This is the third in a series of articles outlining the steps any business owner can take to maximize the value of his/her business when it comes time to sell. If you’d like to see previous articles in this series, visit our website at www.legacyadvisorsgroup.com. If you’d like a copy of the complete list of value drives, e-mail me directly at firstname.lastname@example.org and request the Value Drivers list.
- Clean Books & Records
There was a time when buyers and lenders would accept the seller’s list of add backs almost regardless of how lengthy or convoluted, so long as they were well documented. Today, buyers and lenders are much more critical and selective, and sellers would be well advised to begin cleaning up their books, records and add backs a couple of years in advance of the date they would ideally like to sell, so the years that will receive the most attention will be reasonably clean.
- Current AR’s, AP’s & Inventory
Bottom Line: Buyers will not pay full price for past due receivables, or last season’s inventory. All businesses would do better if they kept their receivable, payables and inventory current. If your business has any of these issues, you would do well to convert the out-of-date inventory and receivables to as much cash as possible prior to putting your business on the market.

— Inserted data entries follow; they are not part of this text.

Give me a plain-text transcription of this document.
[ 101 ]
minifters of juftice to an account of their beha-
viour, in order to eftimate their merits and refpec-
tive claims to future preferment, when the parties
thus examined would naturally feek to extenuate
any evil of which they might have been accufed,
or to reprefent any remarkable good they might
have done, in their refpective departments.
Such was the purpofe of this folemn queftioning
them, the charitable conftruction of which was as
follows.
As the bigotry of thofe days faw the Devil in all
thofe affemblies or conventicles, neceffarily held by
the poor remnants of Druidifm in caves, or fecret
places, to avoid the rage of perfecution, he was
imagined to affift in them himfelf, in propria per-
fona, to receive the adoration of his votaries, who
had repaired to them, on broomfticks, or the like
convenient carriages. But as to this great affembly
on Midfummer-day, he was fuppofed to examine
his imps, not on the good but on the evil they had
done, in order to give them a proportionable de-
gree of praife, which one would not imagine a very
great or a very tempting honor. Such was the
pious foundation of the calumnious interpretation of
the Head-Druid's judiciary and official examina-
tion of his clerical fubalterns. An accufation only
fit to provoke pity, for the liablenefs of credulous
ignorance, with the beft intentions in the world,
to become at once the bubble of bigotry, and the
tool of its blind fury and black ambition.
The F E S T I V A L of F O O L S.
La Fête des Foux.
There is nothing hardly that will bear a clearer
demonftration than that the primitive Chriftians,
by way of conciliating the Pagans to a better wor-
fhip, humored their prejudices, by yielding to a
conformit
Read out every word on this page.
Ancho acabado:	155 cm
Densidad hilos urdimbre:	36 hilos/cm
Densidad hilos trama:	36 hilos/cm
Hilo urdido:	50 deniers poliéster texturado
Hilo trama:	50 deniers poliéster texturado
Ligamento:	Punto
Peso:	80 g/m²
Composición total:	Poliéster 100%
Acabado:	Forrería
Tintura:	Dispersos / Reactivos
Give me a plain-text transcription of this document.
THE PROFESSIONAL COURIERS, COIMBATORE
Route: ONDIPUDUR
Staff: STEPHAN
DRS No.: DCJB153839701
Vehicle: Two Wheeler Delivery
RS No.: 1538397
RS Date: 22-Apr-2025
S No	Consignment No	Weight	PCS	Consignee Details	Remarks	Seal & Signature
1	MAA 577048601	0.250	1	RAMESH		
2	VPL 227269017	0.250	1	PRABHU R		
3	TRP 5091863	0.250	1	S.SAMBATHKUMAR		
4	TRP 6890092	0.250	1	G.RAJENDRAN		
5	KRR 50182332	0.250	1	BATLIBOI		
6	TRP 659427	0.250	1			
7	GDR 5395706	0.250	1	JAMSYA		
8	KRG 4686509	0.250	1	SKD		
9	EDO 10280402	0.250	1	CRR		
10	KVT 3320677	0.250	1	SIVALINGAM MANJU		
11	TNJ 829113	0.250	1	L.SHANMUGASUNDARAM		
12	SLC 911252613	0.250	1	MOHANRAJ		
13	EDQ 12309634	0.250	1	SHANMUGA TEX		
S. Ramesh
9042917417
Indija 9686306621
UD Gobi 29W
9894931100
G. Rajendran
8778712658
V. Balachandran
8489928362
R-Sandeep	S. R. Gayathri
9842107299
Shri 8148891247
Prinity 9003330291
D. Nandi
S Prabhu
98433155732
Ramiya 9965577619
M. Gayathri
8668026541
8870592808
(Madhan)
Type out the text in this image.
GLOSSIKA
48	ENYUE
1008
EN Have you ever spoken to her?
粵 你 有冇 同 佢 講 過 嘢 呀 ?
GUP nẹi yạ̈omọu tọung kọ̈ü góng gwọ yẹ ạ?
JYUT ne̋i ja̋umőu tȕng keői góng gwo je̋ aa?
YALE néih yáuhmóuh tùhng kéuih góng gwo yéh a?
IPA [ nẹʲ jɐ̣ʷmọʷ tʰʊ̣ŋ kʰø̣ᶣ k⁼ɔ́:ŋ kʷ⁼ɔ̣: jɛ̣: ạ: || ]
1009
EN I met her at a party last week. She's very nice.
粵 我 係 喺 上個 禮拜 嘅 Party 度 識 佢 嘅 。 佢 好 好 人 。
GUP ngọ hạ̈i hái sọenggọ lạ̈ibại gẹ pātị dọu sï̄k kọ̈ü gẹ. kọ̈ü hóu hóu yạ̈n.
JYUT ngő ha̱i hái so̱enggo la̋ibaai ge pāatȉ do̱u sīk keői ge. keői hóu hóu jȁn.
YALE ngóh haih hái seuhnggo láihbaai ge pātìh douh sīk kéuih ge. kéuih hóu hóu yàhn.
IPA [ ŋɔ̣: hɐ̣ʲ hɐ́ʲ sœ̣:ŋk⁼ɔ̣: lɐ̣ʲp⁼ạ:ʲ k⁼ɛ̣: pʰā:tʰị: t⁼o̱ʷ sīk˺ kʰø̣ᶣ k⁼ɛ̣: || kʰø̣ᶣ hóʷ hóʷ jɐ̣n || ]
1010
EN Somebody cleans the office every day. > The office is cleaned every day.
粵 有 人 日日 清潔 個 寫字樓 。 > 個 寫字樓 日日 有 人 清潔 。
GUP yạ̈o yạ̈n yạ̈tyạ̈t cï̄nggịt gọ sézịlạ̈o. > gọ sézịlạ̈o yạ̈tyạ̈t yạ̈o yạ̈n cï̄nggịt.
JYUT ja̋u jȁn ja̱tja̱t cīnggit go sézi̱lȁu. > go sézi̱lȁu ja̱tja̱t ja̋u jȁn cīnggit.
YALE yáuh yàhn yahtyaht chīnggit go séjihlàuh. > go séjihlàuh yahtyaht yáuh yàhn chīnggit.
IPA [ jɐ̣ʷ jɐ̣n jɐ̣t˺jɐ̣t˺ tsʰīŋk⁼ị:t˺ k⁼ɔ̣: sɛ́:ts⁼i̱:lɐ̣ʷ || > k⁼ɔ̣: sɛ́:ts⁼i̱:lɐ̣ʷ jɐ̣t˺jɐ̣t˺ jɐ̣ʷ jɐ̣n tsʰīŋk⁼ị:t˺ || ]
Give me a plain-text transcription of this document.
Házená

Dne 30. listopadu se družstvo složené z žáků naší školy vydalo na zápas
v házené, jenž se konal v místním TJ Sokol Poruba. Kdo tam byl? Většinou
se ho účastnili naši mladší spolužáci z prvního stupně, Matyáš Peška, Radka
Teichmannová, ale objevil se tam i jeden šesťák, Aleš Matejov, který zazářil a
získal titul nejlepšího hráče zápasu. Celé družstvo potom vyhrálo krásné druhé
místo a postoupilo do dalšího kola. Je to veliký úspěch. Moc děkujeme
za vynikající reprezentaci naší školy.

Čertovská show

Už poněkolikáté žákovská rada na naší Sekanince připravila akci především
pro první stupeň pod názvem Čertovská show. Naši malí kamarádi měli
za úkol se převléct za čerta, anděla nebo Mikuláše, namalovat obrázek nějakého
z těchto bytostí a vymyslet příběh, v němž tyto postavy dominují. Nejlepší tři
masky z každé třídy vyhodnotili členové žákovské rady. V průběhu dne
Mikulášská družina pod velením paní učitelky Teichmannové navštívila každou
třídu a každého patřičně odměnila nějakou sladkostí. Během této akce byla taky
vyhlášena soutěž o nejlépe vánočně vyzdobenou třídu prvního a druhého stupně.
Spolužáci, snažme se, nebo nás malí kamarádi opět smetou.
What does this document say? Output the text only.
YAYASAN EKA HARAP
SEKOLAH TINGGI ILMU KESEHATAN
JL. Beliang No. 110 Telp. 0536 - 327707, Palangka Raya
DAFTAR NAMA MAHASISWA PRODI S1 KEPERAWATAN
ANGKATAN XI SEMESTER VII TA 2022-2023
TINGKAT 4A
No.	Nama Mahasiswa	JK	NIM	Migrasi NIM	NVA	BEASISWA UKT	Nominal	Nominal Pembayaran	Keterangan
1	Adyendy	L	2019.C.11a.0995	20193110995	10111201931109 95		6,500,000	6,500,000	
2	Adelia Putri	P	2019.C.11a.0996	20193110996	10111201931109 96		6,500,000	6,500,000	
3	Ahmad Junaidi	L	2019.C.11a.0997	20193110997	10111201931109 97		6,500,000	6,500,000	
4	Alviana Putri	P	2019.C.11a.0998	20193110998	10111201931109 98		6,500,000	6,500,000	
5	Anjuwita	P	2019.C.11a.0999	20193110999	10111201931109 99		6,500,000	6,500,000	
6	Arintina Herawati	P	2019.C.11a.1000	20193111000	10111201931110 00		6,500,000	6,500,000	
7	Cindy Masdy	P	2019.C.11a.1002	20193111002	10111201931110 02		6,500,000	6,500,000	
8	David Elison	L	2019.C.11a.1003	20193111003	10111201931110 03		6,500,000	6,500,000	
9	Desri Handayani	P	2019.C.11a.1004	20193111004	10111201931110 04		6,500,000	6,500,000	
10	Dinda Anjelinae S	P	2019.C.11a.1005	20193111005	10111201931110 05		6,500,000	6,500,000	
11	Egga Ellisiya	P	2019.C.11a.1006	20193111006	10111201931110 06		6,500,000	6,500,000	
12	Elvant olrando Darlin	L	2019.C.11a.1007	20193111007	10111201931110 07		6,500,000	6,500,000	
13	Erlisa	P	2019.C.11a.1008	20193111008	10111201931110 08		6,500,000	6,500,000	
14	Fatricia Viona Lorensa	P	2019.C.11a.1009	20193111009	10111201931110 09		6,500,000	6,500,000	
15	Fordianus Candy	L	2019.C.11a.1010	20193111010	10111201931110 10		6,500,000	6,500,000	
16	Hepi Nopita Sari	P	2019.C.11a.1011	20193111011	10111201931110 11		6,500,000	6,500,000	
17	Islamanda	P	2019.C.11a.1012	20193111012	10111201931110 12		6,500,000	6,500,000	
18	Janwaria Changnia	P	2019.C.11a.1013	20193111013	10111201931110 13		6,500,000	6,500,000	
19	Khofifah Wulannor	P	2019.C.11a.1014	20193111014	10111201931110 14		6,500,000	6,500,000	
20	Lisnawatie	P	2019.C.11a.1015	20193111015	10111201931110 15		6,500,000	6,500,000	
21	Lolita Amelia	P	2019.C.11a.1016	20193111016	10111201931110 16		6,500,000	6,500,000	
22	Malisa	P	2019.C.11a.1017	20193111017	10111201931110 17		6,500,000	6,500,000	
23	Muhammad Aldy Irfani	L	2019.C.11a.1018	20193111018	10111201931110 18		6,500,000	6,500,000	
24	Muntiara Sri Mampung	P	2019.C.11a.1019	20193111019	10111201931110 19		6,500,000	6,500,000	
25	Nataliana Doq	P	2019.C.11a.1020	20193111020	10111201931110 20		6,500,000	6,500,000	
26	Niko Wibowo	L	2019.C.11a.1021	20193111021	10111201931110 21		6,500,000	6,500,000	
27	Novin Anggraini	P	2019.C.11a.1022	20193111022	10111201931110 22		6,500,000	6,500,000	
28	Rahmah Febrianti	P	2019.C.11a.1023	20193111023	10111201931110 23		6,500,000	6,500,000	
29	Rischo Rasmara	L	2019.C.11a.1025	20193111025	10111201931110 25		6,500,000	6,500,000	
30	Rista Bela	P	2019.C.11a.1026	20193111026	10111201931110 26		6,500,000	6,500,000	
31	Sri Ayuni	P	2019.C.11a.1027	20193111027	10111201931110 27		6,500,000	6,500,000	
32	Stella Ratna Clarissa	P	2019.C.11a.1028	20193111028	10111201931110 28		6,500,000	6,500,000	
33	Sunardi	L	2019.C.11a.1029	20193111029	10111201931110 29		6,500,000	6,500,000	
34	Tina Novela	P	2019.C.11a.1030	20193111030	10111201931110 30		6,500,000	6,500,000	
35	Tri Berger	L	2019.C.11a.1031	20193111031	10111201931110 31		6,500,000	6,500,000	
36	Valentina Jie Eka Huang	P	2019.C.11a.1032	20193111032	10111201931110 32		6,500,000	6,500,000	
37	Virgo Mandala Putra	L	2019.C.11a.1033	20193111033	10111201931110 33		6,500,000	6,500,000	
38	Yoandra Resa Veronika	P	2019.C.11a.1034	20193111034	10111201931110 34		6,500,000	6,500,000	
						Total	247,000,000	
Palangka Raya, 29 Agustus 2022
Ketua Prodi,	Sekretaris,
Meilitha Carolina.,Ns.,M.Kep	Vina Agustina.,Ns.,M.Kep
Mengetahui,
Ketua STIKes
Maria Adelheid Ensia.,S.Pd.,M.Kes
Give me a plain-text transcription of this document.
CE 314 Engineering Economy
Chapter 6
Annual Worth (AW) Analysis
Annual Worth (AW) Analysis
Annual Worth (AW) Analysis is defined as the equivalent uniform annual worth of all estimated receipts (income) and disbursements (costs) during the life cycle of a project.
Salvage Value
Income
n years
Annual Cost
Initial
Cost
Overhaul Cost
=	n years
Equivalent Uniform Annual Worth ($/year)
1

- Anticipate & Prepare for Buyer’s Due Diligence
Most of my selling clients tell me that the due diligence phase of selling their business was the most nerve racking and upsetting to them, because of the potential of turning up something that might scuttle the whole deal. A good bit of this can be minimized with proper planning. By anticipating what questions the buyer will have and what documents he/she will want to review, and gathering and screening these items in advance, a lot of the suspense and mystery can be minimized/eliminated.
- For the Right Buyer, Be Prepared to Carry Some Seller Financing
Almost without exception, sellers would prefer to get 100% cash up front when they sell their business. In my experience, however, when a seller insists upon those terms, it tends to make both the buyer and the lender needlessly wary, sometimes to the point of negotiating a deeper discount to the asking price. Even before the financial market meltdown of late last year, many SBA lenders were requiring the seller to carry at least 10% of the purchase price in a seller’s note. When you’re reasonably confident that you’ve met the right buyer for your business, you might seriously consider carrying some seller financing as a sure-fire way to lubricate any bank financing. After all, aren’t you more likely to come out ahead if you get 100% of your asking price with 90% cash at closing PLUS a 10% seller’s note, vs 100% cash at closing but only 90% of your asking price?